G.H. – Part of the plan for the development of this property – and its not just all in response to Crown appearing – we’re proposing to build another hotel tower, which if all goes according to plan will be a Ritz Carlton hotel, and that will be developed in conjunction with our joint venture partners, being Far East and Chow Tai Fook. We’re significantly expanding our restaurant options here, really lifting the position of the property into a truly world class 5-star Integrated Resort, something Sydney should be proud of.
How important, also for the Sydney expansion plans – not only for the Brisbane and Gold Coast projects – are the joint ventures with the Hong Kong-based companies Chow Tai Fook and Far East Consortium?
G.H. – As you would know, the Brisbane Queen’s Wharf project has been constructed under that JV arrangement and that collaboration. From my point of view, it brings a degree of excellence to the design, operating thinking and evolution of those types of resort.
The experience of hotel operation they can bring to the table and the deep understanding of China business and China customers is invaluable in terms of what we’re building.
And it’s a sign of optimism of all partners in the Chinese market?
G.H. – Tourism in Australia, the statistics and the growth in the north Asia market into Australia, particularly the Chinese, [shows Australia] is a top destination. The capital investment, both domestically and via multinationals – particularly in the last three years – has been significant.
Expansion plans in Sydney are also with the JV partners?
G.H. – Only the proposed hotel. The rest of it is all our own capital commitment.
How do you see gaming developing in Asia? Since you left Macau, the industry has been making giant steps: Singapore has become a reference, the Philippines and South Korea have upgraded to the Integrated Resort concept and even Japan is finally progressing its regulatory process.

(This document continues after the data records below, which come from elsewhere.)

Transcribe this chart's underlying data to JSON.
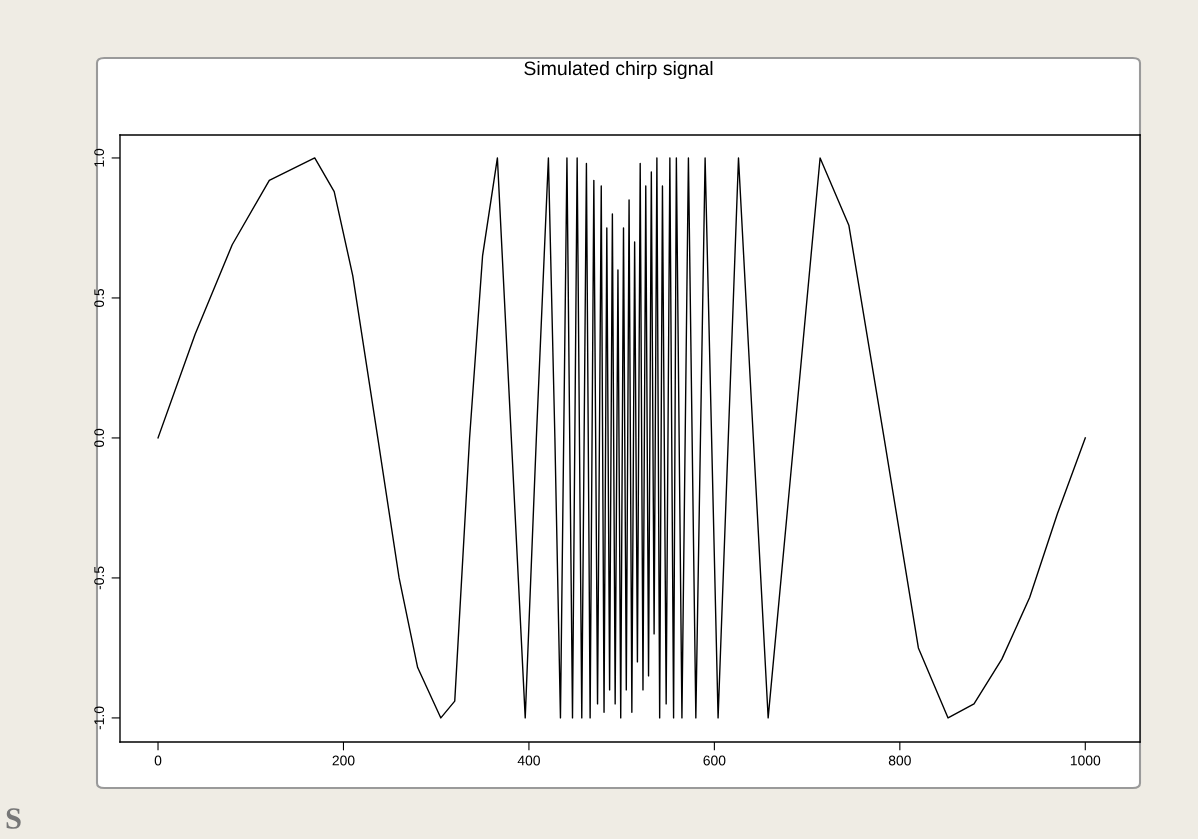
{
  "chart_data": {
    "type": "line",
    "title": "Simulated chirp signal",
    "annotations": [
      "S"
    ],
    "x": [
      0,
      40,
      80,
      120,
      169,
      190,
      210,
      237,
      260,
      280,
      305,
      320,
      336,
      350,
      366,
      381,
      396,
      408,
      421,
      428,
      434,
      441,
      447,
      452,
      457,
      462,
      466,
      470,
      474,
      478,
      481,
      484,
      487,
      490,
      493,
      496,
      499,
      502,
      505,
      508,
      511,
      514,
      517,
      520,
      523,
      526,
      529,
      532,
      535,
      538,
      541,
      544,
      548,
      552,
      556,
      559,
      565,
      572,
      580,
      590,
      604,
      615,
      626,
      642,
      658,
      686,
      714,
      745,
      783,
      820,
      852,
      880,
      910,
      940,
      970,
      1000
    ],
    "series": [
      {
        "color": "#000000",
        "values": [
          0,
          0.37,
          0.69,
          0.92,
          1,
          0.88,
          0.58,
          0,
          -0.5,
          -0.82,
          -1,
          -0.94,
          0,
          0.65,
          1,
          0,
          -1,
          0,
          1,
          0,
          -1,
          1,
          -1,
          1,
          -1,
          0.98,
          -1,
          0.92,
          -0.95,
          0.9,
          -0.98,
          0.75,
          -0.9,
          0.8,
          -0.95,
          0.6,
          -1,
          0.75,
          -0.9,
          0.85,
          -0.98,
          0.7,
          -0.8,
          0.98,
          -0.9,
          0.9,
          -0.85,
          0.95,
          -0.7,
          1,
          -1,
          0.9,
          -0.95,
          1,
          -1,
          1,
          -1,
          1,
          -1,
          1,
          -1,
          0,
          1,
          0,
          -1,
          0,
          1,
          0.76,
          0,
          -0.75,
          -1,
          -0.95,
          -0.79,
          -0.57,
          -0.27,
          0
        ]
      }
    ],
    "xlim": [
      -41,
      1059
    ],
    "ylim": [
      -1.086,
      1.082
    ],
    "xticks": [
      0,
      200,
      400,
      600,
      800,
      1000
    ],
    "yticks": [
      {
        "value": -1,
        "label": "-1.0"
      },
      -0.5,
      {
        "value": 0,
        "label": "0.0"
      },
      0.5,
      {
        "value": 1,
        "label": "1.0"
      }
    ],
    "grid": false,
    "legend": false,
    "marker": "none",
    "line_style": "solid"
  }
}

G.H. – I think within each country, the realisation of the controlled development of entertainment precincts which can be a combination of casino and non-gaming elements can be extremely positive to the growth of those jurisdictions: economically, [for] employment, tourism.

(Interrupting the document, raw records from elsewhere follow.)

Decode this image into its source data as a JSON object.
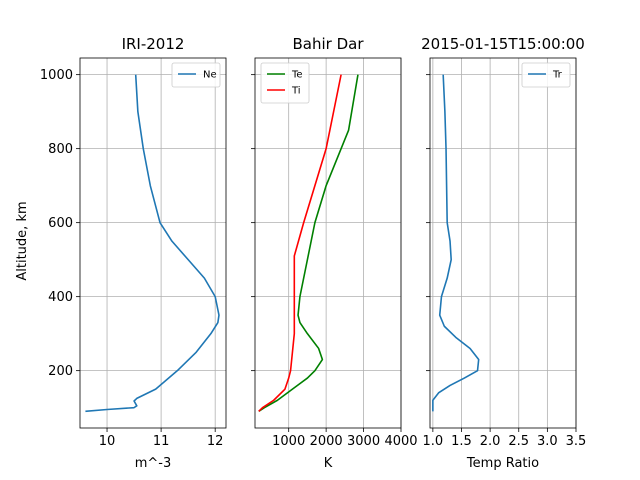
{
  "chart_data": [
    {
      "type": "line",
      "title": "IRI-2012",
      "xlabel": "m^-3",
      "ylabel": "Altitude, km",
      "xlim": [
        9.5,
        12.2
      ],
      "ylim": [
        45,
        1045
      ],
      "xticks": [
        10,
        11,
        12
      ],
      "yticks": [
        200,
        400,
        600,
        800,
        1000
      ],
      "grid": true,
      "legend_position": "top-right",
      "series": [
        {
          "name": "Ne",
          "color": "#1f77b4",
          "x": [
            9.6,
            10.0,
            10.5,
            10.55,
            10.5,
            10.55,
            10.9,
            11.3,
            11.65,
            11.92,
            12.05,
            12.07,
            12.0,
            11.8,
            11.5,
            11.2,
            10.98,
            10.8,
            10.67,
            10.57,
            10.53
          ],
          "y": [
            90,
            95,
            100,
            105,
            118,
            125,
            150,
            200,
            250,
            300,
            330,
            350,
            400,
            450,
            500,
            550,
            600,
            700,
            800,
            900,
            1000
          ]
        }
      ]
    },
    {
      "type": "line",
      "title": "Bahir Dar",
      "xlabel": "K",
      "ylabel": "",
      "xlim": [
        100,
        4000
      ],
      "ylim": [
        45,
        1045
      ],
      "xticks": [
        1000,
        2000,
        3000,
        4000
      ],
      "yticks": [
        200,
        400,
        600,
        800,
        1000
      ],
      "grid": true,
      "legend_position": "top-left",
      "series": [
        {
          "name": "Te",
          "color": "#008000",
          "x": [
            200,
            350,
            700,
            1100,
            1500,
            1700,
            1900,
            1800,
            1500,
            1300,
            1250,
            1300,
            1500,
            1700,
            2000,
            2400,
            2600,
            2850
          ],
          "y": [
            90,
            100,
            120,
            150,
            180,
            200,
            230,
            260,
            300,
            330,
            350,
            400,
            500,
            600,
            700,
            800,
            850,
            1000
          ]
        },
        {
          "name": "Ti",
          "color": "#ff0000",
          "x": [
            200,
            300,
            600,
            900,
            1000,
            1050,
            1100,
            1150,
            1150,
            1150,
            1400,
            1700,
            2000,
            2400
          ],
          "y": [
            90,
            100,
            120,
            150,
            180,
            200,
            250,
            300,
            400,
            510,
            600,
            700,
            800,
            1000
          ]
        }
      ]
    },
    {
      "type": "line",
      "title": "2015-01-15T15:00:00",
      "xlabel": "Temp Ratio",
      "ylabel": "",
      "xlim": [
        0.95,
        3.5
      ],
      "ylim": [
        45,
        1045
      ],
      "xticks": [
        1.0,
        1.5,
        2.0,
        2.5,
        3.0,
        3.5
      ],
      "xtick_labels": [
        "1.0",
        "1.5",
        "2.0",
        "2.5",
        "3.0",
        "3.5"
      ],
      "yticks": [
        200,
        400,
        600,
        800,
        1000
      ],
      "grid": true,
      "legend_position": "top-right",
      "series": [
        {
          "name": "Tr",
          "color": "#1f77b4",
          "x": [
            1.0,
            1.0,
            1.1,
            1.3,
            1.55,
            1.78,
            1.8,
            1.65,
            1.4,
            1.2,
            1.12,
            1.15,
            1.25,
            1.32,
            1.3,
            1.25,
            1.24,
            1.23,
            1.21,
            1.18
          ],
          "y": [
            90,
            120,
            140,
            160,
            180,
            200,
            230,
            260,
            290,
            320,
            350,
            400,
            450,
            500,
            550,
            600,
            700,
            800,
            900,
            1000
          ]
        }
      ]
    }
  ]
}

The rationale that in many ways Macau led in a controlled way has been seen as a very positive way to build economic activity in your own local jurisdiction. So, I see that continuing at some pace. The potential growth of the Japanese market and the economic impact of what could be built in Japan is dramatic in many ways.
My overarching perspective is that more and more quality resort experiences will be introduced across different parts of Asia and that provides us with a good remind of how quality experiences have to be continuously improved.
Do you see yourself going back to Macau, since this industry seems to be full of surprises – or does the water never run under the same bridge twice?
G.H. – [Laughs] I was back to Macau recently. It was great to go back there and catch up with a range of friends and former colleagues and look at the transformation of what continues to occur in Macau. I couldn’t see myself working again in Macau purely for family related reasons but it’s an area very close to my heart.
I had incredible experiences there and it taught me a lot of lessons. I think it’s very important to remain in touch with what’s happening in that jurisdiction because of its continuous change.